Message par Abbé Zins »

Revue Sub Tuum Praesidium, n ̊ 15-18 (Avril - Octobre 1989)


2. L' ÉCHO DE LA TRADITION


Le désir de la gloire de Dieu au-dessus de celui du salut



3) L’amour et la gloire de Dieu doivent être premiers dans notre intention :


89.
Saint Jean Chrysostome a écrit :

« Si vous ne comprenez pas encore la pensée de l’Apôtre, songez que souvent bien des pères en font autant pour leurs enfants, se résignant à se séparer d’eux pour les voir glorieux, et préférant cette gloire même à leur compagnie.

Mais comme nous sommes à une grande distance d’un tel amour, nous ne pouvons pas même comprendre ce qui s’en dit.

Il en est qui sont si peu dignes d’entendre le langage de Saint Paul, et qui sont si loin de son ardent amour, qu’ils s’imaginent que ses paroles s’appliquent à la mort temporelle.
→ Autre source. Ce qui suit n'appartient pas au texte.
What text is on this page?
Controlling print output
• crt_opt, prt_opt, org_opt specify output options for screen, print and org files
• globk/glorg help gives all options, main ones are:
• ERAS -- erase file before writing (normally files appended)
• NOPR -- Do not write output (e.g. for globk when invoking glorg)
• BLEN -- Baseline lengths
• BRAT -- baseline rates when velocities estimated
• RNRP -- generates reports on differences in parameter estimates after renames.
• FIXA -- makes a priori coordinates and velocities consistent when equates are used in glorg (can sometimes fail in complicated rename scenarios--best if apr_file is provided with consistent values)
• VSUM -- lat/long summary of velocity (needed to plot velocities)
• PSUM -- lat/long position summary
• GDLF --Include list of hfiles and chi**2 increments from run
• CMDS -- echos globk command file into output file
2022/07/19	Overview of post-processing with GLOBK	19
De ceux-là je dirai qu’ils ne connaissent pas plus Saint Paul que les aveugles la lumière du soleil, et bien moins encore.


Comment celui qui mourait tous les jours, qui courait des périls sans nombre, qui s’écriait :

« Qui nous séparera de l’amour du Christ ? Est-ce la tribulation ? Est-ce l’angoisse ? Est-ce la faim ? Est-ce la persécution ? » (Rom. 8,35) ;

qui, non content de cela, montait au-dessus du ciel et du ciel des cieux, au-dessus des Anges et des Archanges ;

qui parcourait toutes les sphères célestes, et embrassait le présent et l’avenir, le visible et l’invisible, la tristesse et la joie et tout ce qui s’y rattache ;

qui n’oubliait rien de ce qui existe, n’en était point satisfait, et supposait encore une autre création qui n’existe pas,

pour tout sacrifier à son amour pour Jésus-Christ ; comment, dis-je, après tout cela,

viendrait-il à parler de la mort temporelle comme de quelque chose d’important ?


Non, non, ce n’est pas cela ; une telle pensée vient de vers de terre rampant dans le fumier.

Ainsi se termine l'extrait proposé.